Denn eigentlich erging es dem König im heutigen Gleichnis ja auch nicht viel anders, als vielen Seelsorgern und engagierten Gemeindemitgliedern. Ein Fest steht an, die Gäste sind längst eingeladen und der König will sie nochmals eigens rufen und abholen lassen – aber niemand will kommen. Nichtsdestotrotz schickt er nochmals Boten los, um ihnen schon geradezu den Mund wässrig zu machen mit dem fertigen Mahl und dem geschlachteten Ochsen, aber wiederum folgt niemand dieser Einladung.

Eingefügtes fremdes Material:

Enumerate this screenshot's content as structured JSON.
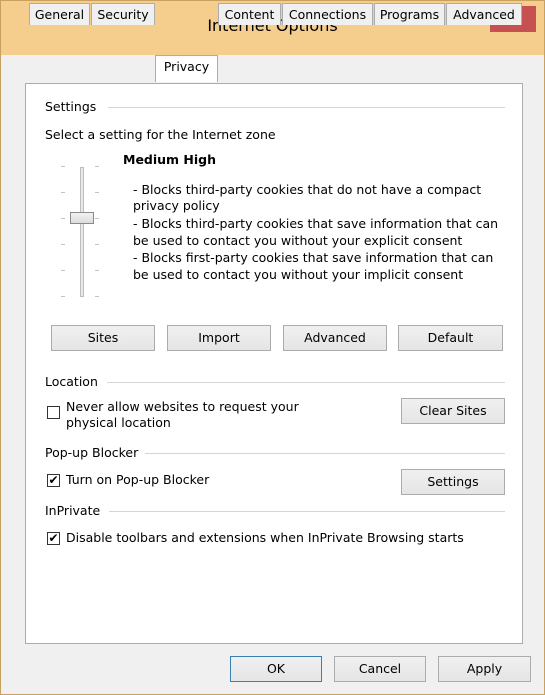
{
  "window": {
    "title": "Internet Options",
    "help_label": "?",
    "close_label": "✕"
  },
  "tabs": [
    "General",
    "Security",
    "Privacy",
    "Content",
    "Connections",
    "Programs",
    "Advanced"
  ],
  "settings": {
    "group_label": "Settings",
    "zone_text": "Select a setting for the Internet zone",
    "level_title": "Medium High",
    "description_lines": [
      "- Blocks third-party cookies that do not have a compact",
      "privacy policy",
      "- Blocks third-party cookies that save information that can",
      "be used to contact you without your explicit consent",
      "- Blocks first-party cookies that save information that can",
      "be used to contact you without your implicit consent"
    ],
    "buttons": {
      "sites": "Sites",
      "import": "Import",
      "advanced": "Advanced",
      "default": "Default"
    }
  },
  "location": {
    "group_label": "Location",
    "checkbox_line1": "Never allow websites to request your",
    "checkbox_line2": "physical location",
    "checked": false,
    "clear_sites": "Clear Sites"
  },
  "popup": {
    "group_label": "Pop-up Blocker",
    "checkbox_label": "Turn on Pop-up Blocker",
    "checked": true,
    "settings_button": "Settings"
  },
  "inprivate": {
    "group_label": "InPrivate",
    "checkbox_label": "Disable toolbars and extensions when InPrivate Browsing starts",
    "checked": true
  },
  "footer": {
    "ok": "OK",
    "cancel": "Cancel",
    "apply": "Apply"
  },
  "colors": {
    "titlebar": "#f5cd8c",
    "close": "#c75050",
    "panel": "#ffffff",
    "face": "#f0f0f0"
  }
}
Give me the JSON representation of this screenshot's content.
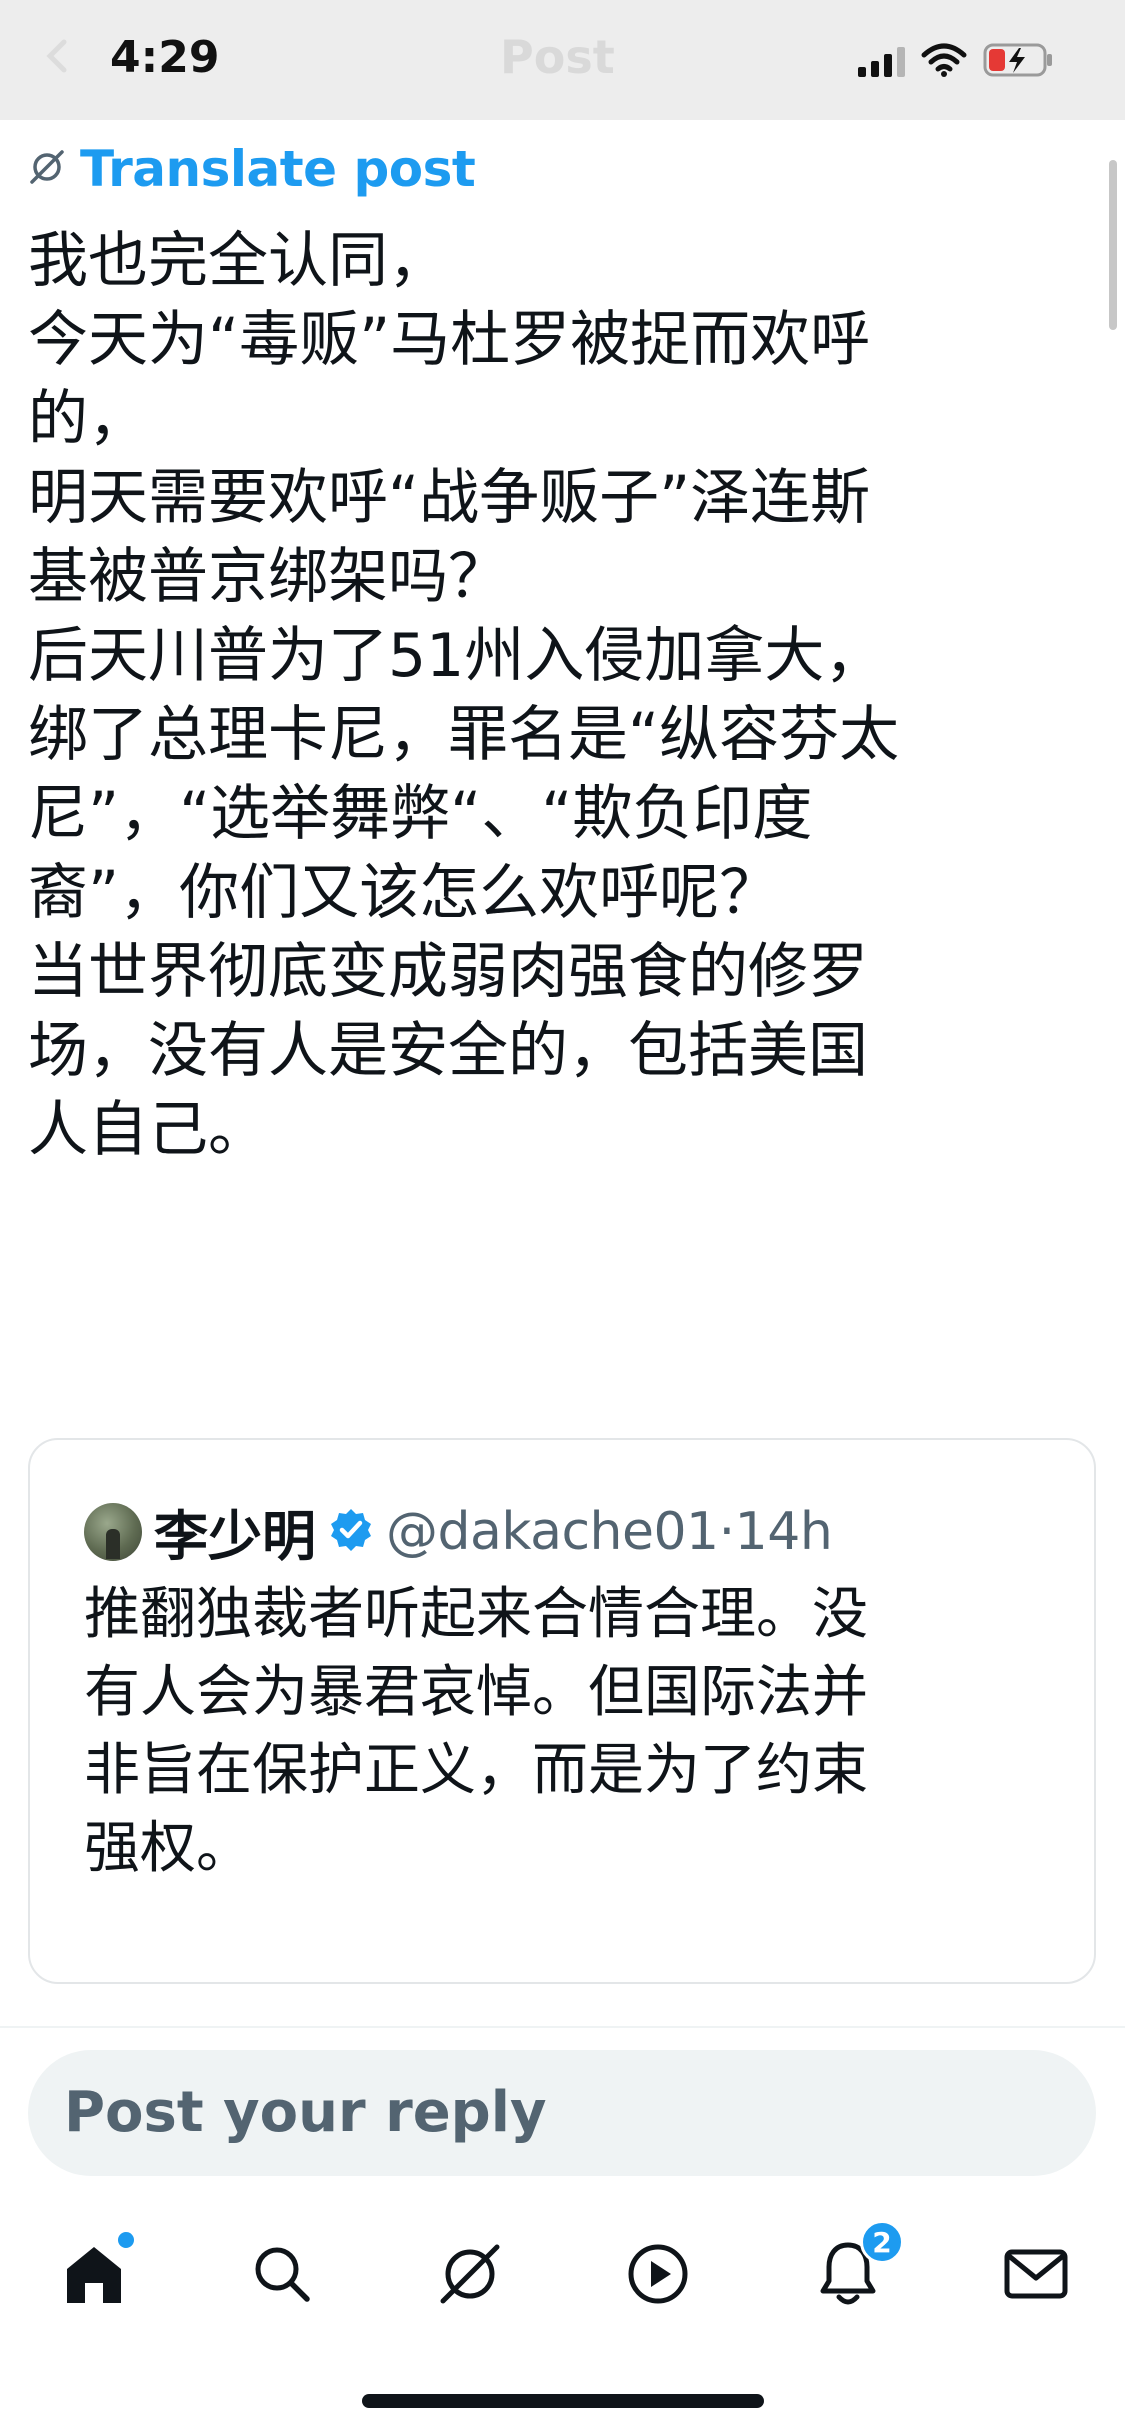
{
  "status_bar": {
    "time": "4:29",
    "ghost_title": "Post"
  },
  "translate": {
    "label": "Translate post",
    "icon": "grok-slash-icon"
  },
  "post": {
    "lines": [
      "我也完全认同，",
      "今天为“毒贩”马杜罗被捉而欢呼",
      "的，",
      "明天需要欢呼“战争贩子”泽连斯",
      "基被普京绑架吗？",
      "后天川普为了51州入侵加拿大，",
      "绑了总理卡尼，罪名是“纵容芬太",
      "尼”，“选举舞弊“、“欺负印度",
      "裔”，你们又该怎么欢呼呢？",
      "当世界彻底变成弱肉强食的修罗",
      "场，没有人是安全的，包括美国",
      "人自己。"
    ]
  },
  "quote": {
    "name": "李少明",
    "handle_time": "@dakache01·14h",
    "verified_icon": "verified-badge-icon",
    "lines": [
      "推翻独裁者听起来合情合理。没",
      "有人会为暴君哀悼。但国际法并",
      "非旨在保护正义，而是为了约束",
      "强权。"
    ]
  },
  "reply": {
    "placeholder": "Post your reply"
  },
  "tab_bar": {
    "items": [
      "home-icon",
      "search-icon",
      "grok-icon",
      "video-icon",
      "notifications-icon",
      "messages-icon"
    ],
    "notifications_badge": "2"
  },
  "colors": {
    "accent": "#1d9bf0",
    "text": "#0f1419",
    "secondary": "#536471",
    "reply_bg": "#eff3f4"
  }
}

Ist es bei uns nicht oft ähnlich? Viele engagierte Haupt- und Ehrenamtliche strampeln sich tagaus tagein ab, damit hier immer wieder ein lebendiges Fest des Lebens, des Glaubens und der Hoffnung gefeiert werden kann – aber niemand will kommen. Der Aufwand, den wir in der Seelsorge und in der Gestaltung der einzelnen Gottesdienste und Feiern mit hoher Professionalität betreiben, ist wohl so groß wie kaum einmal zuvor, die Terminflut im Pfarrverband ist gerade für uns Hauptamtliche oft genug erdrückend – aber die Bankreihen werden nicht voller, im Gegenteil, sie lichten sich immer noch. Das ist frustrierend und in manchem und in mancher mag eine ähnliche Wut aufsteigen, wie in jenem König, der die Stadt der Mörder voller Zorn in Schutt und Asche legen ließ.

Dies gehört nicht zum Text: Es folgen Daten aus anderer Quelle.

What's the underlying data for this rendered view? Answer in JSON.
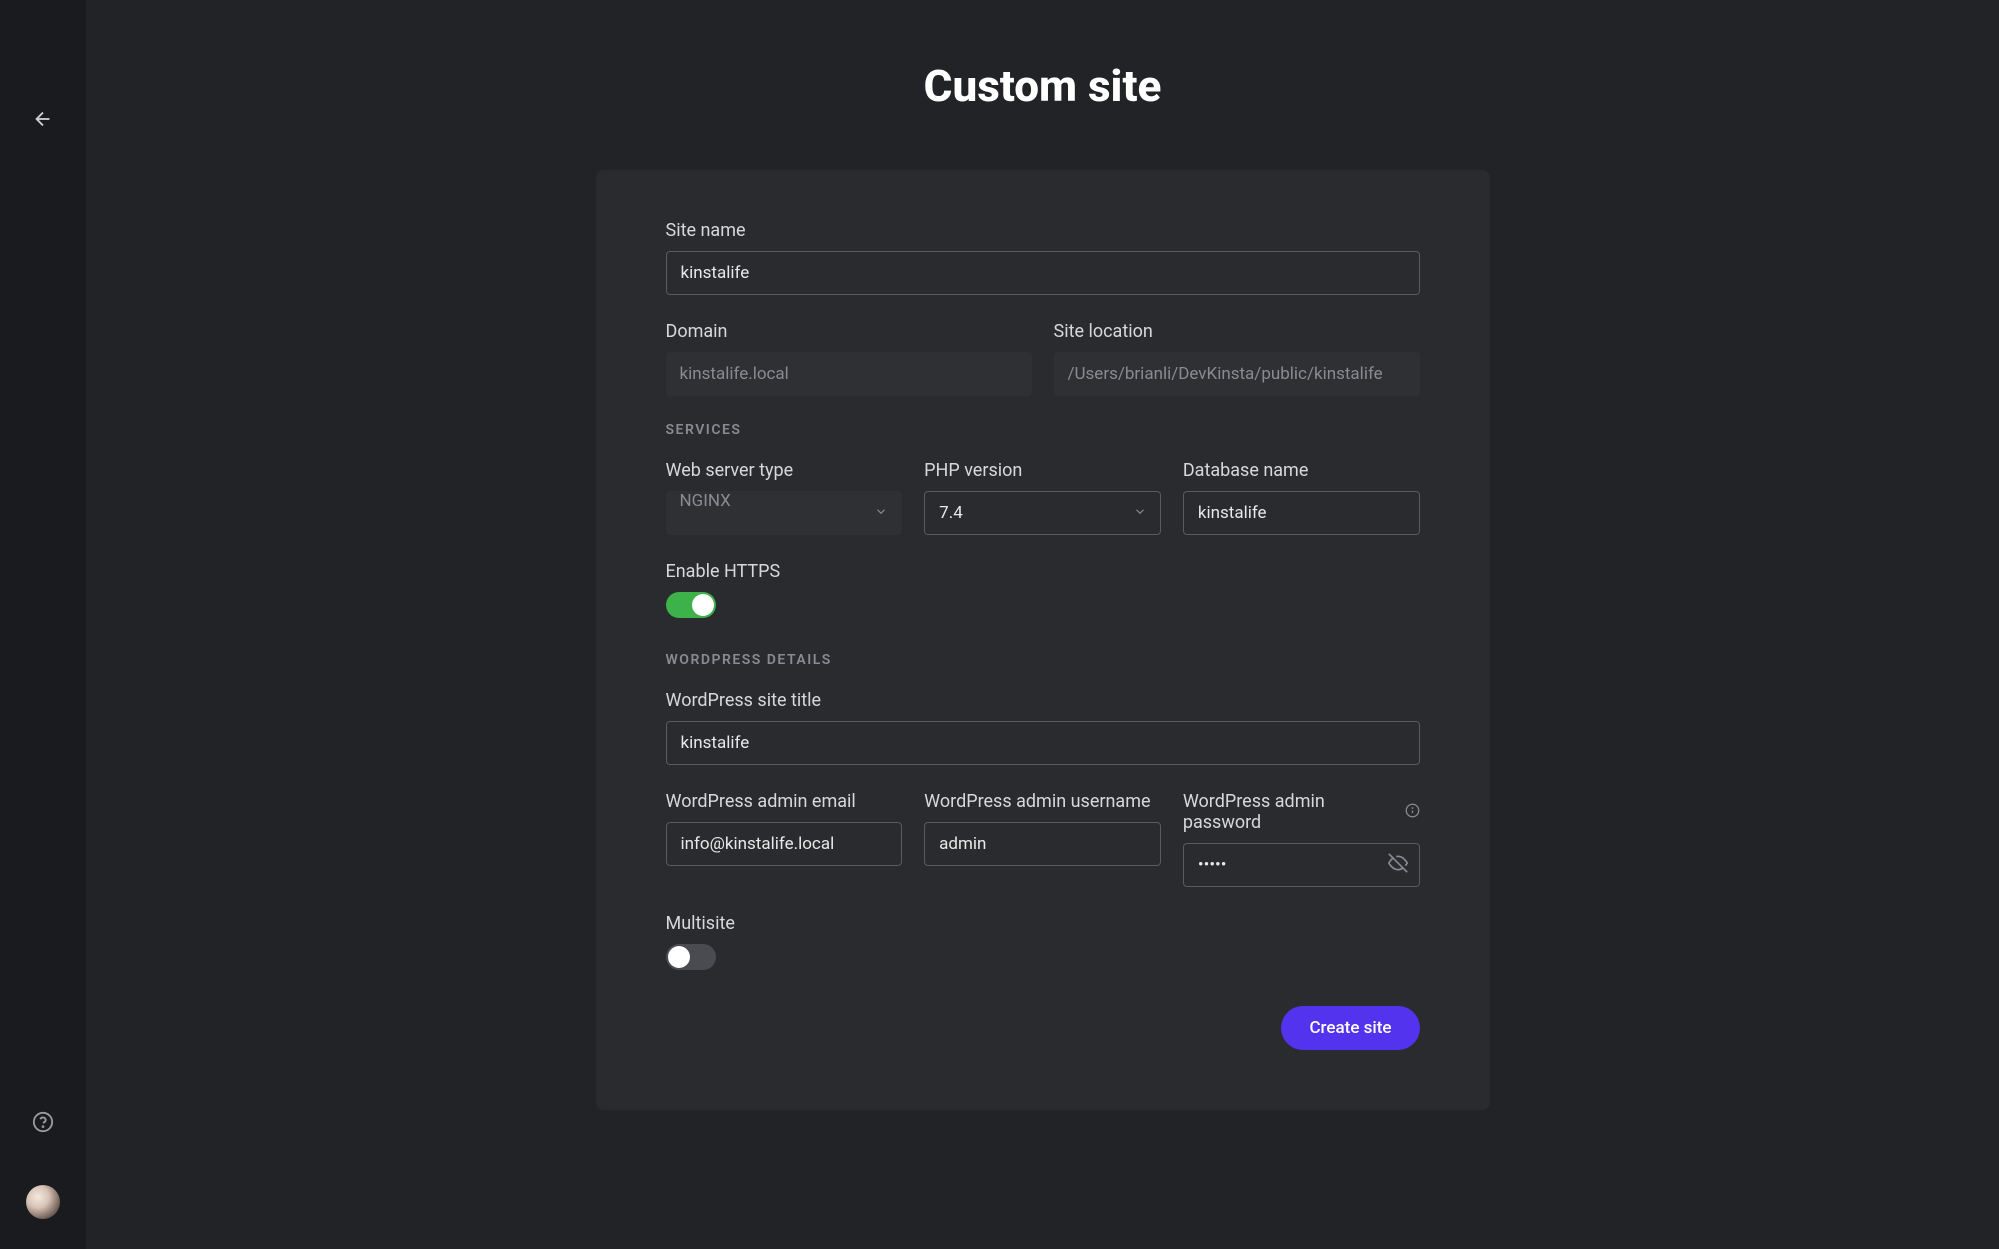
{
  "page": {
    "title": "Custom site"
  },
  "form": {
    "site_name": {
      "label": "Site name",
      "value": "kinstalife"
    },
    "domain": {
      "label": "Domain",
      "value": "kinstalife.local"
    },
    "site_location": {
      "label": "Site location",
      "value": "/Users/brianli/DevKinsta/public/kinstalife"
    }
  },
  "sections": {
    "services": "SERVICES",
    "wordpress": "WORDPRESS DETAILS"
  },
  "services": {
    "web_server": {
      "label": "Web server type",
      "value": "NGINX"
    },
    "php_version": {
      "label": "PHP version",
      "value": "7.4"
    },
    "database_name": {
      "label": "Database name",
      "value": "kinstalife"
    },
    "enable_https": {
      "label": "Enable HTTPS",
      "value": true
    }
  },
  "wordpress": {
    "site_title": {
      "label": "WordPress site title",
      "value": "kinstalife"
    },
    "admin_email": {
      "label": "WordPress admin email",
      "value": "info@kinstalife.local"
    },
    "admin_username": {
      "label": "WordPress admin username",
      "value": "admin"
    },
    "admin_password": {
      "label": "WordPress admin password",
      "value": "•••••"
    },
    "multisite": {
      "label": "Multisite",
      "value": false
    }
  },
  "actions": {
    "create_site": "Create site"
  }
}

Nach unseren Maßstäben könnte die Geschichte damit dann enden, dass das Fest ausfällt und der König, zwar mit gestillter Rachsucht, aber dennoch reichlich frustriert, alleine da hockt. Zumindest im Leben mancher Kirchengemeinden endet dann alles in dieser Stimmung.

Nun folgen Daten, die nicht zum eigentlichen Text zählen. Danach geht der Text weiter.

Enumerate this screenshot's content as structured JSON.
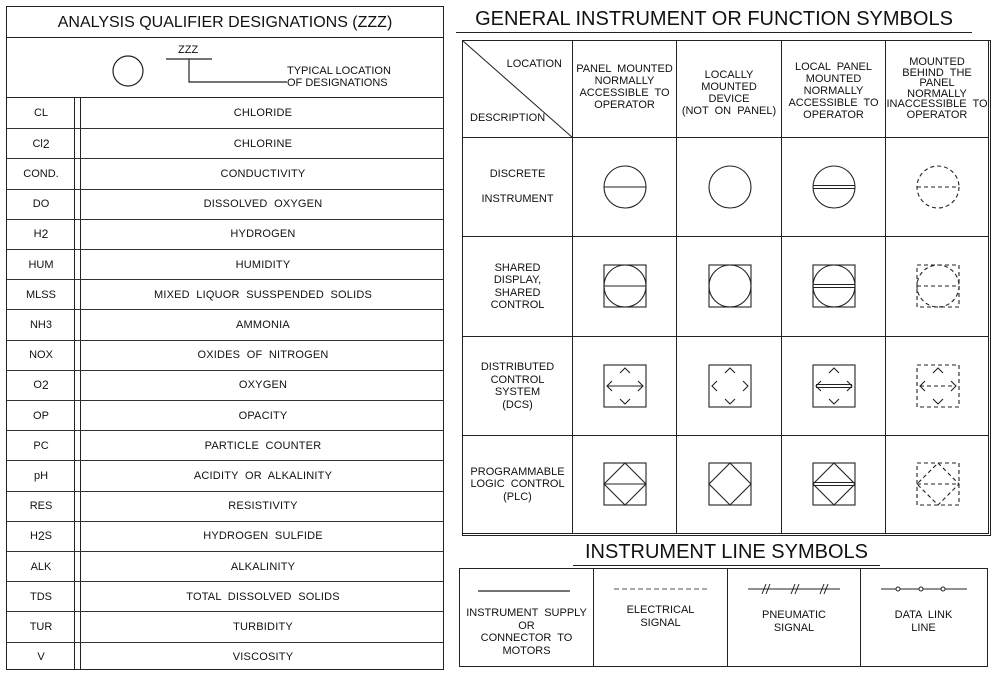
{
  "analysis_table": {
    "title": "ANALYSIS QUALIFIER DESIGNATIONS (ZZZ)",
    "diagram": {
      "tag_label": "ZZZ",
      "note_line1": "TYPICAL  LOCATION",
      "note_line2": "OF  DESIGNATIONS"
    },
    "rows": [
      {
        "code": "CL",
        "code_sub": "",
        "code_tail": "",
        "description": "CHLORIDE"
      },
      {
        "code": "Cl",
        "code_sub": "2",
        "code_tail": "",
        "description": "CHLORINE"
      },
      {
        "code": "COND.",
        "code_sub": "",
        "code_tail": "",
        "description": "CONDUCTIVITY"
      },
      {
        "code": "DO",
        "code_sub": "",
        "code_tail": "",
        "description": "DISSOLVED  OXYGEN"
      },
      {
        "code": "H",
        "code_sub": "2",
        "code_tail": "",
        "description": "HYDROGEN"
      },
      {
        "code": "HUM",
        "code_sub": "",
        "code_tail": "",
        "description": "HUMIDITY"
      },
      {
        "code": "MLSS",
        "code_sub": "",
        "code_tail": "",
        "description": "MIXED  LIQUOR  SUSSPENDED  SOLIDS"
      },
      {
        "code": "NH3",
        "code_sub": "",
        "code_tail": "",
        "description": "AMMONIA"
      },
      {
        "code": "NOX",
        "code_sub": "",
        "code_tail": "",
        "description": "OXIDES  OF  NITROGEN"
      },
      {
        "code": "O",
        "code_sub": "2",
        "code_tail": "",
        "description": "OXYGEN"
      },
      {
        "code": "OP",
        "code_sub": "",
        "code_tail": "",
        "description": "OPACITY"
      },
      {
        "code": "PC",
        "code_sub": "",
        "code_tail": "",
        "description": "PARTICLE  COUNTER"
      },
      {
        "code": "pH",
        "code_sub": "",
        "code_tail": "",
        "description": "ACIDITY  OR  ALKALINITY"
      },
      {
        "code": "RES",
        "code_sub": "",
        "code_tail": "",
        "description": "RESISTIVITY"
      },
      {
        "code": "H",
        "code_sub": "2",
        "code_tail": "S",
        "description": "HYDROGEN  SULFIDE"
      },
      {
        "code": "ALK",
        "code_sub": "",
        "code_tail": "",
        "description": "ALKALINITY"
      },
      {
        "code": "TDS",
        "code_sub": "",
        "code_tail": "",
        "description": "TOTAL  DISSOLVED  SOLIDS"
      },
      {
        "code": "TUR",
        "code_sub": "",
        "code_tail": "",
        "description": "TURBIDITY"
      },
      {
        "code": "V",
        "code_sub": "",
        "code_tail": "",
        "description": "VISCOSITY"
      }
    ]
  },
  "function_symbols": {
    "title": "GENERAL INSTRUMENT OR FUNCTION SYMBOLS",
    "corner": {
      "top": "LOCATION",
      "bottom": "DESCRIPTION"
    },
    "columns": [
      {
        "lines": [
          "PANEL  MOUNTED",
          "NORMALLY",
          "ACCESSIBLE  TO",
          "OPERATOR"
        ],
        "style": "panel"
      },
      {
        "lines": [
          "LOCALLY",
          "MOUNTED",
          "DEVICE",
          "(NOT  ON  PANEL)"
        ],
        "style": "local"
      },
      {
        "lines": [
          "LOCAL  PANEL",
          "MOUNTED",
          "NORMALLY",
          "ACCESSIBLE  TO",
          "OPERATOR"
        ],
        "style": "local-panel"
      },
      {
        "lines": [
          "MOUNTED",
          "BEHIND  THE",
          "PANEL",
          "NORMALLY",
          "INACCESSIBLE  TO",
          "OPERATOR"
        ],
        "style": "behind-panel"
      }
    ],
    "rows": [
      {
        "lines": [
          "DISCRETE",
          "",
          "INSTRUMENT"
        ],
        "symbol": "circle"
      },
      {
        "lines": [
          "SHARED",
          "DISPLAY,",
          "SHARED",
          "CONTROL"
        ],
        "symbol": "circle-in-square"
      },
      {
        "lines": [
          "DISTRIBUTED",
          "CONTROL",
          "SYSTEM",
          "(DCS)"
        ],
        "symbol": "dcs"
      },
      {
        "lines": [
          "PROGRAMMABLE",
          "LOGIC  CONTROL",
          "(PLC)"
        ],
        "symbol": "diamond-in-square"
      }
    ]
  },
  "line_symbols": {
    "title": "INSTRUMENT LINE SYMBOLS",
    "items": [
      {
        "label_lines": [
          "INSTRUMENT  SUPPLY",
          "OR",
          "CONNECTOR  TO",
          "MOTORS"
        ],
        "line": "solid"
      },
      {
        "label_lines": [
          "ELECTRICAL",
          "SIGNAL"
        ],
        "line": "dashed"
      },
      {
        "label_lines": [
          "PNEUMATIC",
          "SIGNAL"
        ],
        "line": "hatched"
      },
      {
        "label_lines": [
          "DATA  LINK",
          "LINE"
        ],
        "line": "circles"
      }
    ]
  }
}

Aber nicht so in Jesu Gleichnis: Der König versinkt nicht in Frust und Ärger, sondern er geht ganz neue, unkonventionelle, aber höchst erfolgreiche Wege, die auch uns zu denken geben könnten:
„Geht hinaus auf die Straßen und ladet alle, die ihr trefft, zur Hochzeit ein.“
Und da geschieht dann das wunderbare:
„Die Diener … holten alle zusammen, die sie trafen, Böse und Gute, und der Festsaal füllte sich mit Gästen.“
Schwestern und Brüder,
wäre das nicht auch für uns ein wunderbares Rezept gegen manchen Kirchenfrust bei uns hier? Was würde wohl geschehen in unserer Kirche, in unseren Gemeinden, wenn wir nur endlich aufhören würden zu jammern und zu schimpfen und es dafür so, wie jener König machen würden? Was würde sich alles ändern, wenn wir nicht mehr nur hier säßen und warteten, dass die Leute zu uns kommen, sondern wenn wir selber auf die Straßen und Plätze unserer Zeit gehen würden, um die Menschen einzuladen, ihr Leben im Licht der Frohen Botschaft neu zu entdecken?
Gut, ich bin realistisch genug, um das nicht absolut wörtlich zu nehmen, denn als Wanderprediger in der Fußgängerzone wäre mir wohl auch kein großer Erfolg beschieden.
Was in der biblischen Sprache die „Straßen“ waren, das sind heute oft andere Orte und Institutionen, an denen wir die Menschen erreichen: die modernen Medien, von der Presse über den Rundfunk und das Fernsehen, bis hin zum Internet; das sind die Versammlungen derer, die um ihren Arbeitsplatz fürchten; das sind die Orte des geselligen Beisammenseins, an denen ich nicht selten die tiefgreifendsten Seelsorgs-Gespräche habe, u.v.m.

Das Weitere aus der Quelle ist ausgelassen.